And, looking forward, he suggests:

  • The United States will remain the leading world power in the 21st century, because it controls the world’s oceans, due to its fortuitous placement between both the Pacific and Atlantic oceans, thus controlling trade.
  • There will undoubtably be another horrible global war in the 21st century, given the tensions between the rich and poor and the continued belief of humans in their personal nation states.
  • And this war, like all others, will eventually end, and generate new technology systems from the wartime investment that lead to sources of clean power and communications we today can barely imagine, such as microwave energy beamed down from outer space — the most efficient way to capture energy from the battery in the center of our solar system, the sun.

Oceans, human antagonism, and sunlight are all constants, and they will define our future.

So what is the real far-future of media?

Here are our predictions: (1) Environment monitoring, driven by sensors around us; (2) virtual visual overlays that are constantly on, created by the inevitable shrinking of screens until they fit in your contacts; (3) ambient personalization, as you control what you see everywhere; and (4) societal upheaval as we relearn how to interact with other humans in a virtual world.

1. Sensors everywhere — Behind all the Nielsen updates on multiscreen use or Pew reports on social media fads, the truth is information flows only two ways — to us or from us. While media writers remain fascinated with toys, the biggest trend in information flow is the spread of connected sensors in all devices. The iPhone 6 has six sensors built into it — including proximity, motion sensor/accelerometer, ambient light, moisture, compass, and a gyroscope — coupled with GPS features that pinpoint the phone’s location. The Disney Research lab has created a Touche interface that can turn the surface of any object, such as a table or couch, into an input sensor by monitoring vibrations created by human contact. Philips has launched “design probes” that explore tattoos with sensors that disappear based on touch, and clothing that changes color based on your mood.

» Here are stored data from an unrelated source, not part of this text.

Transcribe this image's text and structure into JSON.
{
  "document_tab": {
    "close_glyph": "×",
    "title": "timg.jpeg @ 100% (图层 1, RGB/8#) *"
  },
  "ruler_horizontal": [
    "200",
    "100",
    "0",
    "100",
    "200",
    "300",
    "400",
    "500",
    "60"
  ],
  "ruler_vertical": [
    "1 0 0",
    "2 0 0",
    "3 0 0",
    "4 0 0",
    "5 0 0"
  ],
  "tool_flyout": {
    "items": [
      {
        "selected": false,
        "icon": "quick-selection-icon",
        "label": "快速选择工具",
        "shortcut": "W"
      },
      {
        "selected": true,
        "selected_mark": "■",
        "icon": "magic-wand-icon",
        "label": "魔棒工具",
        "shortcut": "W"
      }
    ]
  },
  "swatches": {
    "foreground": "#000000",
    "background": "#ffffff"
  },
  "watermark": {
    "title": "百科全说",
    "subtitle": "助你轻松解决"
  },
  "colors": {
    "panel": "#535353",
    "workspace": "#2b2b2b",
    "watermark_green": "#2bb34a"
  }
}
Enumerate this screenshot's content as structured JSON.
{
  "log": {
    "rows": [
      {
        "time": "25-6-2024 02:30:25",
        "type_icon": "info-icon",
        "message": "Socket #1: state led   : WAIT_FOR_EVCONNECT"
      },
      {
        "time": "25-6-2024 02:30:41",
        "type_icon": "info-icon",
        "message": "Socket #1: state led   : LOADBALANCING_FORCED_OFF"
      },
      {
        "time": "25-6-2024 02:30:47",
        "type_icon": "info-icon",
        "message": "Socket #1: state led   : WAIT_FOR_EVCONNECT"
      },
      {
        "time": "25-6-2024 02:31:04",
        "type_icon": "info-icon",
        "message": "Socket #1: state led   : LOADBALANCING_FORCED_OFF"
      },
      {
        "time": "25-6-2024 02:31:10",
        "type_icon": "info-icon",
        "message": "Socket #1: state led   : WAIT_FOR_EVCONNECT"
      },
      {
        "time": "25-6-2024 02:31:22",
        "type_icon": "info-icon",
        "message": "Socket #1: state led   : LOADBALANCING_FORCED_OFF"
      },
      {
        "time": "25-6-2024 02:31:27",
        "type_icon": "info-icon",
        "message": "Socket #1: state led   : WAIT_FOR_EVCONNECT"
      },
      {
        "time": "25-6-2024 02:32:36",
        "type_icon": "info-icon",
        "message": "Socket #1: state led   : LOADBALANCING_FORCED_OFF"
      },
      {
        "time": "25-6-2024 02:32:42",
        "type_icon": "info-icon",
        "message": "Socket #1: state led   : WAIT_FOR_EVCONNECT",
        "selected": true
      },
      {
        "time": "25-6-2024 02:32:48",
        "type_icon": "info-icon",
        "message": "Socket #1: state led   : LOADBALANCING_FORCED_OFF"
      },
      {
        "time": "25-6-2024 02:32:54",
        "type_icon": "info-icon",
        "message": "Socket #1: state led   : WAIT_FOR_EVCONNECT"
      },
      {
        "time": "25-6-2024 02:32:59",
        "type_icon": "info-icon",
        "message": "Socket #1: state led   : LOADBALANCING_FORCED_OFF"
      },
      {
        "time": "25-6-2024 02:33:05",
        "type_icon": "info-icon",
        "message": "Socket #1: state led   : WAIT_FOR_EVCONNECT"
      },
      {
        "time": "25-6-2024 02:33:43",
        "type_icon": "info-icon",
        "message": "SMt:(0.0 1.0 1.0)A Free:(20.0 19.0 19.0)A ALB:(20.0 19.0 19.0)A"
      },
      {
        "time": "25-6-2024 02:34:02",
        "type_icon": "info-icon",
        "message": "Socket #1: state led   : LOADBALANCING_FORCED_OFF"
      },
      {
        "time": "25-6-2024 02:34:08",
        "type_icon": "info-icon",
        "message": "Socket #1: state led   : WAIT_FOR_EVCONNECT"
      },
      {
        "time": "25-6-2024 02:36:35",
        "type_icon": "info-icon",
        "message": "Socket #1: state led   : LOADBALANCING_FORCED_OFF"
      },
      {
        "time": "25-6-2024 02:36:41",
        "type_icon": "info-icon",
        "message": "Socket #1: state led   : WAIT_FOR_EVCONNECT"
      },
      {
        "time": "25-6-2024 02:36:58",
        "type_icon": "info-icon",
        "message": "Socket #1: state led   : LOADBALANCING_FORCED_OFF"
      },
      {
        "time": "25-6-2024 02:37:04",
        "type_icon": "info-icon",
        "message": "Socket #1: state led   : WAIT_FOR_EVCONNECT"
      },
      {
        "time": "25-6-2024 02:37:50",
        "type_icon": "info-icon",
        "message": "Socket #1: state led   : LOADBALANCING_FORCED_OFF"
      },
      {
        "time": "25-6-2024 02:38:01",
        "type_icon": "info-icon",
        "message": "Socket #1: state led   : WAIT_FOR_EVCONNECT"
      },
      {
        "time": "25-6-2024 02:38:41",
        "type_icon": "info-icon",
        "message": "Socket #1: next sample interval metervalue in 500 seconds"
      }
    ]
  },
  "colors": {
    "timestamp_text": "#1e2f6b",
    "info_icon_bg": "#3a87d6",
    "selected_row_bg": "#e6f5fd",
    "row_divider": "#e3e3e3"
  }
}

With sensors everywhere, you will be tracked. Tracking will require control, so humans will use that to personalize their environments (a benefit) while suppressing unwanted third-party oversight (a cost).

When you walk into a room in 2070, the room will know who you are.

2. Screens everywhere — Concurrently, the spread of screens is obvious. At SXSW Interactive last spring, the head of the Consumer Electronics Association, Gary Shapiro, said that within 10 years consumers will buy wall TVs — or whatever we will call high-resolution digital screens that fill an entire wall. Apple has a patent for holographic wall screens that project 3D images to both eyes of each user in the room, without them wearing googles, by monitoring the location of their heads. And Microsoft has just launched a HoloLens goggle prototype that overlays 3D images on reality with a wider field of vision than the (recently aborted) Google Glass. As big TVs grow into walls, little visual screens will also shrink into contacts.

With screens everywhere, you will see whatever image you wish to pull up.

3. A personalized universe — The great media prediction for the next 100 years is that humans will be able to retreat into completely personalized bubbles of vision, overlaying data about others in their contact lens, porting their images into virtual meeting rooms thousands of miles away, and pulling entertainment into the real world around them. Because if everything (from couch to table) senses you, things will recognize your preferences, creating demand for automated content that overlays your reality to meet your unique needs.

From a content creation perspective, this will unlock a gold mine of opportunity for film (hologram) producers, game designers, social media entrants, work/office productivity software, pornographers (always the earliest refiners of visual technology), religions (where belief systems could now be “seen” as reality), and yes, marketers (who will find a way to support this content with some form of advertising over there on the side). This information rush will become fuel for economic growth, with visual services an entire new platform for monetization.

4. Societal unrest — These media trends are our predictions, not Friedman’s, but he has a point that may refine ours: Every evolution in society comes with unintended consequences. The vast rise of visual screens and the concurrent measurement of human personal preferences on every surface device may unearth new social dynamics we cannot anticipate. Will people become more gregarious as they seamlessly are able to beam their avatars into the world? Or will humans retreat into dream bubbles, like those poor enclosed battery souls in the Neo Matrix, asleep in cocoons while they envision a fantasy of greatness?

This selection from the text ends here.